To determine if a given set of values satisfies an equation, such as \( x - 4y = 14 \), the process begins by solving the equation. Solving equations means finding the value of variables that make the equation true. In our original exercise, the task is to verify whether the equation holds true for given values. Consider the equation as a balance, where both sides have to equal each other. If they do, the equation is satisfied. In this case, you're not solving for \( x \) or \( y \) like we often do but checking if the balance holds with given values.
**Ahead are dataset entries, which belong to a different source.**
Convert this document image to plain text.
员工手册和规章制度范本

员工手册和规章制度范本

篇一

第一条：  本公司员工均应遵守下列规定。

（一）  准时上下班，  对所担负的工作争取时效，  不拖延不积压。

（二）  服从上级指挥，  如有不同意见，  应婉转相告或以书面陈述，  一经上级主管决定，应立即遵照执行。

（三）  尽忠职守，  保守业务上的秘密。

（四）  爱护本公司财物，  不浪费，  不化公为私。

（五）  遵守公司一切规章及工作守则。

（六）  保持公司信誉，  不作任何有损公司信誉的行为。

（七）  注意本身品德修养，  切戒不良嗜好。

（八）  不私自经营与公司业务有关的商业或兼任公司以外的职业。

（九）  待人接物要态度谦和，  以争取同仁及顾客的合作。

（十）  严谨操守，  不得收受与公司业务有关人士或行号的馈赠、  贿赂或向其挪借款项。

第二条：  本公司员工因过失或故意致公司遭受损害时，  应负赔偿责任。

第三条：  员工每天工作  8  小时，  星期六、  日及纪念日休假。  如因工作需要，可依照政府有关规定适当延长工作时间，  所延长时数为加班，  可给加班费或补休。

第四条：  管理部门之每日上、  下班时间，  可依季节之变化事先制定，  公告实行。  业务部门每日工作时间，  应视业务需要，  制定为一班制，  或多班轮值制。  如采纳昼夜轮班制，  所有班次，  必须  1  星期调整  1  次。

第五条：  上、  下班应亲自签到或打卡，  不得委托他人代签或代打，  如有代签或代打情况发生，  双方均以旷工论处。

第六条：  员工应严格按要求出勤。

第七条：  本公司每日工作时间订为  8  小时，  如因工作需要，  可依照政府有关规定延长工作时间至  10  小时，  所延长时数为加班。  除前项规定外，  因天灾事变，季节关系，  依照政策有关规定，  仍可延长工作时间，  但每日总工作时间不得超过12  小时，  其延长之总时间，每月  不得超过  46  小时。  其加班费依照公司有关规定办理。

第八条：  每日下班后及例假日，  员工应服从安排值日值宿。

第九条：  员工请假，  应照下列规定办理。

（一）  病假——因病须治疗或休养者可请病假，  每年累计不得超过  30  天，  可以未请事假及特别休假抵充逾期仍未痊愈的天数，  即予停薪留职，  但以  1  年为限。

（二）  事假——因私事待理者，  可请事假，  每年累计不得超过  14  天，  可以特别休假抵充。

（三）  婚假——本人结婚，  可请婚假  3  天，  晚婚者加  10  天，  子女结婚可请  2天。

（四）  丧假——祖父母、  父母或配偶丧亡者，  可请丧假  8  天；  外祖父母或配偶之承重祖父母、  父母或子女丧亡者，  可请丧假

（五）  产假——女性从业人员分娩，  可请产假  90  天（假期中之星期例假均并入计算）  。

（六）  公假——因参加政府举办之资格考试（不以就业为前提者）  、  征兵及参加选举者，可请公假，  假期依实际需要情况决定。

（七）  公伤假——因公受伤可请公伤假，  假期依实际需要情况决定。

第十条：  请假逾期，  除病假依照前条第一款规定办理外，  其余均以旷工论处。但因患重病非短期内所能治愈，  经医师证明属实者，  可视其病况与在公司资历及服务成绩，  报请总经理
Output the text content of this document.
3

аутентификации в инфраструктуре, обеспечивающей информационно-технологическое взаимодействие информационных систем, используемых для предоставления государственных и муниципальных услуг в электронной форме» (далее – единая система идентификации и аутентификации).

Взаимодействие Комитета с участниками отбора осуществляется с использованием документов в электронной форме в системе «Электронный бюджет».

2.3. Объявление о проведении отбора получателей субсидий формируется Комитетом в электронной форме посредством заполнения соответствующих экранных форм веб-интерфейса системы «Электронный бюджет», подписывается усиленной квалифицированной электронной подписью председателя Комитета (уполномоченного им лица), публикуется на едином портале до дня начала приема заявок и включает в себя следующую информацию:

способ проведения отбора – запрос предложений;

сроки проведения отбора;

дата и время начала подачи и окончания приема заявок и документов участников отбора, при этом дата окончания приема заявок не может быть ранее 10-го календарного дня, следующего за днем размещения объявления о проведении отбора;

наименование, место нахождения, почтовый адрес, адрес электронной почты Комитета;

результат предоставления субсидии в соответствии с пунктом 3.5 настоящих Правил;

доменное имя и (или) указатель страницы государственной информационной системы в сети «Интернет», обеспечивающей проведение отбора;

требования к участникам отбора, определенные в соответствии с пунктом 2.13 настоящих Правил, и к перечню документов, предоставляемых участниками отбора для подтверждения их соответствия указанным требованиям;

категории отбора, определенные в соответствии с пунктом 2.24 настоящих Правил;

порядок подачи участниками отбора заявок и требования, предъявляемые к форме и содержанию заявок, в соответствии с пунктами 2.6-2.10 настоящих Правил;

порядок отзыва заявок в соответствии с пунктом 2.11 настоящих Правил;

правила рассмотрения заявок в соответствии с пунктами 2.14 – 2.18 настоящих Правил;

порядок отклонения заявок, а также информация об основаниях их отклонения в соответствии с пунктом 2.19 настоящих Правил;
This means substituting the values into the equation and solving any resulting arithmetic.

One powerful method to test if values satisfy an equation is the substitution method. It involves replacing a variable within an equation with a specific value. This technique is incredibly useful when you're provided with certain values for the variables. In the original step-by-step solution:

• First, the given value of \( x = 12 \) is substituted into the equation, which modifies \( x - 4y = 14 \) to \( 12 - 4y = 14 \).
• Next, the given value of \( y = 1 \) is substituted into the equation, further simplifying it to \( 12 - 4 \times 1 = 12 - 4 = 8 \).

By performing this substitution, we aim to verify the truth of the equation given the values of \( x \) and \( y \). It's a straightforward step-by-step method that effectively shows if both sides of the equation can equal each other.

After performing the substitution method, the next step is to check if the values make both sides of the equation equal. This process is called checking solutions.

• You calculate the expression on the left side after substitution, which in this case resulted in 8, and compare it to the right side of the original equation, which is 14.
• If both sides are equal, then the equation holds true for the given values, confirming a solution. If they are not equal, as seen here (8 ≠ 14), then the provided values do not satisfy the equation.

Checking solutions helps you confirm whether or not the proposed solution is valid, essentially giving a final stamp of approval or disapproval on the values being tested.